A meaningful share of goods exports is also tied to the region. Even if oil-producing Gulf states do not enter recession, settlement delays, shipping bottlenecks, insurance repricing, and labour-market uncertainty are hardly conditions under which one serenely assumes continuity.
Then there is the theatre of austerity. Pakistan does not get fiscal austerity by shifting work schedules, changing iftar venues, or trimming ceremonial excess. It gets austerity by cutting the bloated footprint of the state, hard-pruning nonessential expenditure, and refusing to use every crisis as a pretext for fresh political spending. That, of course, is precisely what the system struggles to do. So the burden of adjustment is pushed disproportionately onto consumers through higher prices, while the machinery of the state remains structurally obese and politically protected.
That is why this episode feels so jarring. This is the same SBP leadership that helped pull Pakistan back from the edge of external default, drove inflation down from crisis highs, rebuilt some reserves, and restored a path toward stabilization. Its pre-war framework was not fantasy. Inflation had fallen sharply, the current account had stabilised, and growth was finally beginning to revive.

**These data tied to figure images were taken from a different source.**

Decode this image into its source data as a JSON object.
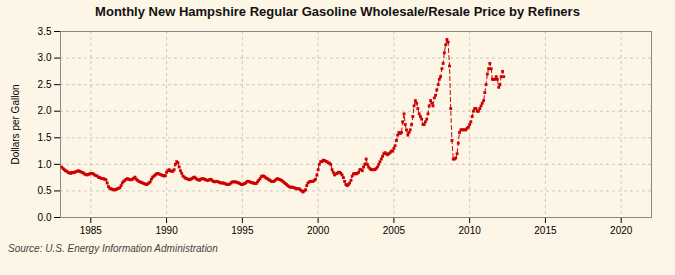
{
  "chart_data": {
    "type": "line",
    "title": "Monthly New Hampshire Regular Gasoline Wholesale/Resale Price by Refiners",
    "ylabel": "Dollars per Gallon",
    "annotations": [
      "Source: U.S. Energy Information Administration"
    ],
    "color": "#cc0000",
    "marker": "square",
    "line_style": "dashed",
    "grid": true,
    "xlim": [
      1983,
      2022
    ],
    "ylim": [
      0.0,
      3.5
    ],
    "xticks": [
      1985,
      1990,
      1995,
      2000,
      2005,
      2010,
      2015,
      2020
    ],
    "yticks": [
      {
        "value": 0.0,
        "label": "0.0"
      },
      0.5,
      {
        "value": 1.0,
        "label": "1.0"
      },
      1.5,
      {
        "value": 2.0,
        "label": "2.0"
      },
      2.5,
      {
        "value": 3.0,
        "label": "3.0"
      },
      3.5
    ],
    "x": [
      1983.08,
      1983.17,
      1983.25,
      1983.33,
      1983.42,
      1983.5,
      1983.58,
      1983.67,
      1983.75,
      1983.83,
      1983.92,
      1984.0,
      1984.08,
      1984.17,
      1984.25,
      1984.33,
      1984.42,
      1984.5,
      1984.58,
      1984.67,
      1984.75,
      1984.83,
      1984.92,
      1985.0,
      1985.08,
      1985.17,
      1985.25,
      1985.33,
      1985.42,
      1985.5,
      1985.58,
      1985.67,
      1985.75,
      1985.83,
      1985.92,
      1986.0,
      1986.08,
      1986.17,
      1986.25,
      1986.33,
      1986.42,
      1986.5,
      1986.58,
      1986.67,
      1986.75,
      1986.83,
      1986.92,
      1987.0,
      1987.08,
      1987.17,
      1987.25,
      1987.33,
      1987.42,
      1987.5,
      1987.58,
      1987.67,
      1987.75,
      1987.83,
      1987.92,
      1988.0,
      1988.08,
      1988.17,
      1988.25,
      1988.33,
      1988.42,
      1988.5,
      1988.58,
      1988.67,
      1988.75,
      1988.83,
      1988.92,
      1989.0,
      1989.08,
      1989.17,
      1989.25,
      1989.33,
      1989.42,
      1989.5,
      1989.58,
      1989.67,
      1989.75,
      1989.83,
      1989.92,
      1990.0,
      1990.08,
      1990.17,
      1990.25,
      1990.33,
      1990.42,
      1990.5,
      1990.58,
      1990.67,
      1990.75,
      1990.83,
      1990.92,
      1991.0,
      1991.08,
      1991.17,
      1991.25,
      1991.33,
      1991.42,
      1991.5,
      1991.58,
      1991.67,
      1991.75,
      1991.83,
      1991.92,
      1992.0,
      1992.08,
      1992.17,
      1992.25,
      1992.33,
      1992.42,
      1992.5,
      1992.58,
      1992.67,
      1992.75,
      1992.83,
      1992.92,
      1993.0,
      1993.08,
      1993.17,
      1993.25,
      1993.33,
      1993.42,
      1993.5,
      1993.58,
      1993.67,
      1993.75,
      1993.83,
      1993.92,
      1994.0,
      1994.08,
      1994.17,
      1994.25,
      1994.33,
      1994.42,
      1994.5,
      1994.58,
      1994.67,
      1994.75,
      1994.83,
      1994.92,
      1995.0,
      1995.08,
      1995.17,
      1995.25,
      1995.33,
      1995.42,
      1995.5,
      1995.58,
      1995.67,
      1995.75,
      1995.83,
      1995.92,
      1996.0,
      1996.08,
      1996.17,
      1996.25,
      1996.33,
      1996.42,
      1996.5,
      1996.58,
      1996.67,
      1996.75,
      1996.83,
      1996.92,
      1997.0,
      1997.08,
      1997.17,
      1997.25,
      1997.33,
      1997.42,
      1997.5,
      1997.58,
      1997.67,
      1997.75,
      1997.83,
      1997.92,
      1998.0,
      1998.08,
      1998.17,
      1998.25,
      1998.33,
      1998.42,
      1998.5,
      1998.58,
      1998.67,
      1998.75,
      1998.83,
      1998.92,
      1999.0,
      1999.08,
      1999.17,
      1999.25,
      1999.33,
      1999.42,
      1999.5,
      1999.58,
      1999.67,
      1999.75,
      1999.83,
      1999.92,
      2000.0,
      2000.08,
      2000.17,
      2000.25,
      2000.33,
      2000.42,
      2000.5,
      2000.58,
      2000.67,
      2000.75,
      2000.83,
      2000.92,
      2001.0,
      2001.08,
      2001.17,
      2001.25,
      2001.33,
      2001.42,
      2001.5,
      2001.58,
      2001.67,
      2001.75,
      2001.83,
      2001.92,
      2002.0,
      2002.08,
      2002.17,
      2002.25,
      2002.33,
      2002.42,
      2002.5,
      2002.58,
      2002.67,
      2002.75,
      2002.83,
      2002.92,
      2003.0,
      2003.08,
      2003.17,
      2003.25,
      2003.33,
      2003.42,
      2003.5,
      2003.58,
      2003.67,
      2003.75,
      2003.83,
      2003.92,
      2004.0,
      2004.08,
      2004.17,
      2004.25,
      2004.33,
      2004.42,
      2004.5,
      2004.58,
      2004.67,
      2004.75,
      2004.83,
      2004.92,
      2005.0,
      2005.08,
      2005.17,
      2005.25,
      2005.33,
      2005.42,
      2005.5,
      2005.58,
      2005.67,
      2005.75,
      2005.83,
      2005.92,
      2006.0,
      2006.08,
      2006.17,
      2006.25,
      2006.33,
      2006.42,
      2006.5,
      2006.58,
      2006.67,
      2006.75,
      2006.83,
      2006.92,
      2007.0,
      2007.08,
      2007.17,
      2007.25,
      2007.33,
      2007.42,
      2007.5,
      2007.58,
      2007.67,
      2007.75,
      2007.83,
      2007.92,
      2008.0,
      2008.08,
      2008.17,
      2008.25,
      2008.33,
      2008.42,
      2008.5,
      2008.58,
      2008.67,
      2008.75,
      2008.83,
      2008.92,
      2009.0,
      2009.08,
      2009.17,
      2009.25,
      2009.33,
      2009.42,
      2009.5,
      2009.58,
      2009.67,
      2009.75,
      2009.83,
      2009.92,
      2010.0,
      2010.08,
      2010.17,
      2010.25,
      2010.33,
      2010.42,
      2010.5,
      2010.58,
      2010.67,
      2010.75,
      2010.83,
      2010.92,
      2011.0,
      2011.08,
      2011.17,
      2011.25,
      2011.33,
      2011.42,
      2011.5,
      2011.58,
      2011.67,
      2011.75,
      2011.83,
      2011.92,
      2012.0,
      2012.08,
      2012.17,
      2012.25
    ],
    "values": [
      0.95,
      0.92,
      0.9,
      0.88,
      0.87,
      0.85,
      0.84,
      0.83,
      0.85,
      0.84,
      0.85,
      0.86,
      0.87,
      0.88,
      0.87,
      0.86,
      0.85,
      0.84,
      0.82,
      0.81,
      0.8,
      0.81,
      0.82,
      0.83,
      0.83,
      0.82,
      0.8,
      0.79,
      0.78,
      0.76,
      0.75,
      0.74,
      0.73,
      0.73,
      0.72,
      0.71,
      0.65,
      0.58,
      0.55,
      0.54,
      0.53,
      0.52,
      0.52,
      0.53,
      0.54,
      0.55,
      0.56,
      0.6,
      0.65,
      0.68,
      0.7,
      0.72,
      0.73,
      0.72,
      0.71,
      0.71,
      0.72,
      0.74,
      0.76,
      0.72,
      0.7,
      0.68,
      0.67,
      0.66,
      0.65,
      0.64,
      0.63,
      0.62,
      0.63,
      0.65,
      0.67,
      0.72,
      0.76,
      0.78,
      0.8,
      0.82,
      0.83,
      0.82,
      0.81,
      0.8,
      0.79,
      0.78,
      0.79,
      0.85,
      0.88,
      0.9,
      0.88,
      0.87,
      0.87,
      0.9,
      1.0,
      1.05,
      1.03,
      0.95,
      0.88,
      0.83,
      0.78,
      0.76,
      0.74,
      0.73,
      0.72,
      0.71,
      0.72,
      0.73,
      0.75,
      0.76,
      0.74,
      0.72,
      0.71,
      0.7,
      0.72,
      0.73,
      0.73,
      0.72,
      0.71,
      0.7,
      0.7,
      0.71,
      0.72,
      0.7,
      0.68,
      0.67,
      0.68,
      0.68,
      0.67,
      0.66,
      0.65,
      0.65,
      0.65,
      0.64,
      0.63,
      0.62,
      0.62,
      0.63,
      0.65,
      0.67,
      0.67,
      0.67,
      0.67,
      0.66,
      0.65,
      0.64,
      0.62,
      0.62,
      0.63,
      0.64,
      0.66,
      0.68,
      0.68,
      0.67,
      0.66,
      0.65,
      0.65,
      0.64,
      0.64,
      0.67,
      0.7,
      0.73,
      0.77,
      0.78,
      0.78,
      0.76,
      0.74,
      0.73,
      0.71,
      0.7,
      0.68,
      0.68,
      0.68,
      0.7,
      0.72,
      0.73,
      0.72,
      0.71,
      0.7,
      0.68,
      0.66,
      0.64,
      0.62,
      0.6,
      0.58,
      0.57,
      0.57,
      0.57,
      0.56,
      0.55,
      0.54,
      0.54,
      0.54,
      0.52,
      0.5,
      0.48,
      0.5,
      0.52,
      0.6,
      0.65,
      0.67,
      0.68,
      0.68,
      0.68,
      0.7,
      0.72,
      0.8,
      0.9,
      1.0,
      1.05,
      1.05,
      1.08,
      1.07,
      1.06,
      1.05,
      1.03,
      1.02,
      1.0,
      0.9,
      0.85,
      0.8,
      0.82,
      0.83,
      0.85,
      0.85,
      0.83,
      0.8,
      0.75,
      0.68,
      0.62,
      0.6,
      0.62,
      0.65,
      0.7,
      0.78,
      0.82,
      0.83,
      0.82,
      0.83,
      0.85,
      0.9,
      0.9,
      0.88,
      0.95,
      1.0,
      1.1,
      1.0,
      0.95,
      0.92,
      0.9,
      0.9,
      0.9,
      0.9,
      0.92,
      0.95,
      1.0,
      1.05,
      1.1,
      1.15,
      1.2,
      1.22,
      1.2,
      1.18,
      1.2,
      1.22,
      1.25,
      1.25,
      1.3,
      1.35,
      1.45,
      1.55,
      1.6,
      1.58,
      1.6,
      1.8,
      1.95,
      1.75,
      1.65,
      1.55,
      1.6,
      1.65,
      1.75,
      1.9,
      2.1,
      2.2,
      2.15,
      2.05,
      1.95,
      1.9,
      1.85,
      1.75,
      1.75,
      1.8,
      1.85,
      1.95,
      2.1,
      2.2,
      2.15,
      2.1,
      2.25,
      2.3,
      2.4,
      2.5,
      2.6,
      2.65,
      2.8,
      2.9,
      3.1,
      3.25,
      3.35,
      3.3,
      2.85,
      2.05,
      1.45,
      1.1,
      1.1,
      1.12,
      1.2,
      1.4,
      1.6,
      1.65,
      1.65,
      1.65,
      1.65,
      1.65,
      1.68,
      1.7,
      1.75,
      1.8,
      1.9,
      2.0,
      2.05,
      2.05,
      2.0,
      2.0,
      2.05,
      2.1,
      2.15,
      2.2,
      2.35,
      2.5,
      2.7,
      2.8,
      2.9,
      2.8,
      2.6,
      2.6,
      2.6,
      2.65,
      2.6,
      2.45,
      2.5,
      2.65,
      2.75,
      2.65
    ]
  }
}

The trouble is that the path they worked so hard to build now requires a different instinct. It requires them to accept that preserving that path may mean braking it. And that is always the hardest pivot for policymakers to make. Nobody likes tightening into a recovery they spent two years rescuing. Nobody likes admitting that a growth story is suddenly conditional again.
But hope is not a strategy. If the war fades quickly, oil retraces, and the shipping shock proves temporary, then this hold will be defended as a measured pause. If the conflict persists, this decision will look like something less flattering: a central bank hoping that an external shock will remain polite enough not to force a rethink.
Monetary policy cannot outsource adjustment to fuel pumps, cosmetic government circulars, and deferred oil facilities while insisting that inflation and the external account are still “broadly” where they were expected to be. Either the war is serious enough to change the stance, or it is not. Right now, SBP is trying to say both.